The next three days were riddled with storms—the clouds spitting down rain one minute, parting for the sunshine the next—and John was basically out of a job until they cleared. He found himself wishing he hadn't blown fifty dollars on that hooker. But then, sometimes he found himself wishing he had fifty more to give her. What question would he ask her this time? Maybe, what did it feel like to be in love? What did it feel like to hold somebody who wanted to hold you back? He wanted to talk to her again. He wanted to know about her life.
Unfortunately, he couldn't afford it.
Growing up, John hadn't had to worry about how to put food on the table or clothes on his back. His parents took care of everything. There were always fresh sheets on the bed, the toilet was magically clean and whenever he opened the refrigerator, it was filled with all the things he liked to eat. Even in prison, everything was provided for him. They had a strict schedule and firm rules, but as long as you did what you were told, you didn't have to worry about anything.
During a good month at the car wash, John pulled in about a thousand dollars after taxes. Rent for his ten-foot by ten-foot roach-encrusted room was four hundred fifty dollars—a premium, to be certain, but no one else would take him in so his landlord felt entitled. Renting an apartment would have made things cheaper, but John couldn't swing the hefty deposit, let alone the various connection charges and down payments utility companies required. MARTA wasn't cheap, either. The city offered a Monthly Trans Card for unlimited bus and subway rides, but that cost around fifty-two dollars a month. Sometimes, John couldn't afford to pay all that up front and he ended up shelling out a buck seventy-five each way in order to get to and from work.
Food, which mainly consisted of dry cereal, banana and peanut butter sandwiches and the occasional piece of fruit, ran around a hundred twenty dollars a month. John had to buy milk in small containers he could drink right away and stick with nonperishable foods. The cooler in his room was used to keep the roaches out; John couldn't buy a bag of ice every day, especially in the summer when the heat would turn it to water before he could get it home on the bus.
For the privilege of being paroled, he paid the state two hundred thirty dollars a month. Rape and murder wasn't cheap, and if he failed to make a payment, his ass went straight back to prison. The first money order he bought each month was made payable to the state.
This usually left him with a little less than seventy-five dollars each week for things that he needed. That was from a good week, though, and some weeks he pulled in considerably less. John forced himself to save money, skipping meals sometimes, making himself so dizzy from lack of food that he practically fell into bed at night. Once, in desperation, he had gone into one of the millions of cash-unti
l-payday stores spotting the poorer parts of the city, but John couldn't bring himself to pay 480 percent interest on a week-long loan. Even if he had been, they required you to have a checking account so they could wire the money directly to your bank. No bank in the world would give John Shelley a checking account.

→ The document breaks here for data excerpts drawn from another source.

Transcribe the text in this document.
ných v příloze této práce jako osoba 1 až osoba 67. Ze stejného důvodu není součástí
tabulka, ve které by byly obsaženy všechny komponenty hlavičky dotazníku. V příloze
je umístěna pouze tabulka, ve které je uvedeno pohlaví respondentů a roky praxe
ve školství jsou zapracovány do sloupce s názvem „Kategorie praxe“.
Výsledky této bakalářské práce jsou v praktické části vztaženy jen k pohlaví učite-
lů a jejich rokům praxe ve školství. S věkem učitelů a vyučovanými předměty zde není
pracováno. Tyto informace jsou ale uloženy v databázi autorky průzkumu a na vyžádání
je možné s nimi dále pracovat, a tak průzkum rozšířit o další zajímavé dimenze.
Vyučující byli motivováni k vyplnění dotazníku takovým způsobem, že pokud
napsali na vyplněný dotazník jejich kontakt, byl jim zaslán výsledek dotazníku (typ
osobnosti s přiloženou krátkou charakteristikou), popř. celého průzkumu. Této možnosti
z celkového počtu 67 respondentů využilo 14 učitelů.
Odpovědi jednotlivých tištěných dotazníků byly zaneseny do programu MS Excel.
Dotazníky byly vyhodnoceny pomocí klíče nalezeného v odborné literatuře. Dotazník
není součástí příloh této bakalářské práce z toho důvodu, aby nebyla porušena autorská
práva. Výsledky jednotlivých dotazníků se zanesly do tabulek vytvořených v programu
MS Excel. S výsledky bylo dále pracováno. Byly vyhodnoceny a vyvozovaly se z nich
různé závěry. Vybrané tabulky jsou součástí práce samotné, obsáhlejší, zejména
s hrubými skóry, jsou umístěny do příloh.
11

Health insurance was a fantastical dream. John lived in terror of getting sick.
After the ill-fated phone call to his sister, John walked through the rain, kicking puddles, wishing he could kick himself for calling Joyce. She had enough trouble without him putting more on her. The truth was, he just wanted to talk to her, wanted to see how she was doing. John called her maybe once a month and she was always as happy to hear from him as she had been this morning.